Quaternary amines, including pyridine and quinoline quats, are frequently used as the active components in many corrosion inhibitors. While possessing excellent inhibition properties, the compounds are toxic to many forms of sea life, as well as to humans. Quats have been the backbone of the HCl acid corrosion control efforts for many years since they are very effective inhibitors and were often beneficial in improving the compatibility of the inhibitors with the HCl formulations. While oxygen based acid corrosion inhibitors are also in commercial use, they are usually formulated in conjunction with quats.
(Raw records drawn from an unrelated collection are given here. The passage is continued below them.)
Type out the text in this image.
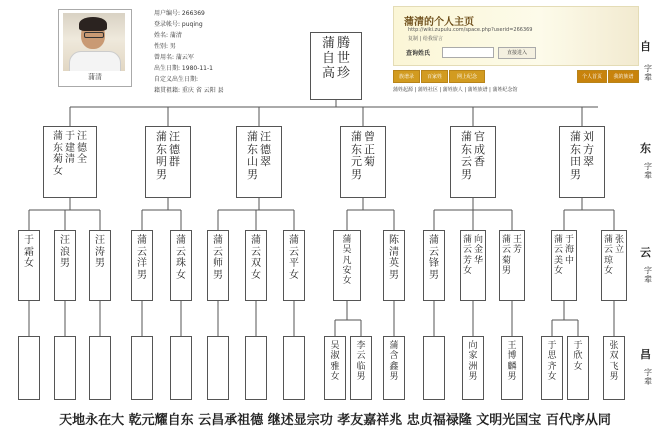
蒲清
用户编号: 266369
登录帐号: puqing
姓名: 蒲清
性别: 男
曾用名: 蒲云军
出生日期: 1980-11-1
自定义出生日期:
籍贯祖籍: 重庆 省 云阳 县
腾世珍
蒲自高
蒲清的个人主页
http://wiki.zupulu.com/space.php?userid=266369
复制 | 给我留言
查询姓氏	直接进入
族谱录	百家姓	网上纪念	个人首页	我的族谱
蒲姓起源 | 蒲姓社区 | 蒲姓族人 | 蒲姓族谱 | 蒲姓纪念馆
自
字辈
东
字辈
云
字辈
昌
字辈
汪德全
于建清
蒲东菊女
汪德群
蒲东明男
汪德翠
蒲东山男
曾正菊
蒲东元男
官成香
蒲东云男
刘方翠
蒲东田男
于霜女
汪浪男
汪涛男
蒲云洋男
蒲云珠女
蒲云师男
蒲云双女
蒲云平女
蒲吴凡安女
陈清英男
蒲云锋男
向金华
蒲云芳女
王芳
蒲云菊男
于海中
蒲云美女
张立
蒲云琼女
吴淑雅女
李云临男
蒲含鑫男
向家洲男
王博麟男
于思齐女
于欣女
张双飞男
天地永在大 乾元耀自东 云昌承祖德 继述显宗功 孝友嘉祥兆 忠贞福禄隆 文明光国宝 百代序从同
As environmental regulations become more stringent, some compounds are being banned or are listed for substitution. In the United States and Canada, producers and service companies alike are developing product standards to improve their portfolios in an effort to proactively address environmental concerns and to be responsible corporate citizens. Our efforts were focused on developing oxygen-based inhibitors that met or exceeded the current regulations and requirements established by various governments, producers and service companies. The target was to formulate an inhibitor that contained only environmentally acceptable components, and specifically excluding propargyl alcohol, pyridine and quinoline quats, US EPA Priority Pollutants, nonylphenol ethoxylates (NPE), BTEX, methanol, ethylene glycol and ethylene glycol monobutyl ether (EGMBE). Developing an all oxygen-based inhibitor proved to be quite challenging.